I've looked at way too many versions of this patch and related. This is the only one so far that I didn't find various bugs on the error cases.
But you haven't seen the callers of this function. Without this documented, you will have problems.
I've seen the Intel irdma, both versions of the SOF stuff and an internal mlx5 patch..
Look at the SOF example, it has perfectly paired error unwinds. Each function has unwind that cleans up exactly what it creates. Every 'free' unwind is paired with an 'alloc' in the same function. Simple. Easy to audit. Easy to correctly enhance down the road.
This is the common kernel goto error design pattern.
But that's where people get this wrong. Once device_initialize() is called, the "free" can not be called, something else must be, device_put().
Tricky, yes. Messy, yes. Sorry.
Why is this two-step process even needed here?
Initializing the refcount close to the allocation is a common design pattern as is initializing it close to registration.

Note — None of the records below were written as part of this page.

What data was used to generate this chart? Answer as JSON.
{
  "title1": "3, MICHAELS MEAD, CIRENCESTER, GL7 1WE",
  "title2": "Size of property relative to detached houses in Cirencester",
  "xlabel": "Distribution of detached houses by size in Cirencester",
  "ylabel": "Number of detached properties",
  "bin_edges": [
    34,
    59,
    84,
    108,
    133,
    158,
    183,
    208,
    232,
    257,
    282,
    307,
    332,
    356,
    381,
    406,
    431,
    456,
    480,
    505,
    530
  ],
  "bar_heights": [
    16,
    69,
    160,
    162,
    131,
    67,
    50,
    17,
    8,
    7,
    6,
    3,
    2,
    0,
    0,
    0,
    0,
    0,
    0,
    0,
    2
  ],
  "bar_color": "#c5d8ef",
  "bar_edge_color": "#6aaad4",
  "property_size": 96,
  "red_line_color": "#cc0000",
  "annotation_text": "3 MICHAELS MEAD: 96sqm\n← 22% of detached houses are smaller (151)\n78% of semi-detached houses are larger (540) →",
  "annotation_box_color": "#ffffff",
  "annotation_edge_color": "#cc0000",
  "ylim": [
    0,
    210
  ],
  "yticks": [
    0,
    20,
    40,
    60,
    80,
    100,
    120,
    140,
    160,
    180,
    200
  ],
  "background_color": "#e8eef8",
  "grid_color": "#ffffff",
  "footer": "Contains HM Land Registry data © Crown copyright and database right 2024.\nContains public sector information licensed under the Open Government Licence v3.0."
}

Both options are tricky, both have various common subtle bugs, both have awkward elements.
At the end of the day, after something like 20 iterations, this is the first series that actually doesn't have error unwind bugs.
Can we empower Dave to make this choice? It is not like it is wild or weird, the driver core already exposes _initialize and _add functions that work in exactly the same way.
Sure, but without a real user that _NEEDS_ this two-step process, let's not include it. Why bake complexity into the system from the start that is never used?
Iteration and evolution is fine, it's not like this is going to be set-in-stone for forever.
We initially had a single ancillary_device_register(). At some point, there was an ask to simplify the error handling by moving some of it to the caller, and an ask to let the IDAs be managed at the parent level to avoid possible discontinuities in the numbers allocated.
Both changes made it hard to deal with errors flow on the caller side. As you describe it above, we had to either free memory if the error happened before device_initialize() was called (e.g. missing .release callback, etc), or use put_device() afterwards.
Splitting the two appeared to be the only way to make sure the resources are released in the right way, with a single function we had several cases where the caller couldn't figure out whether to free memory or call put_device().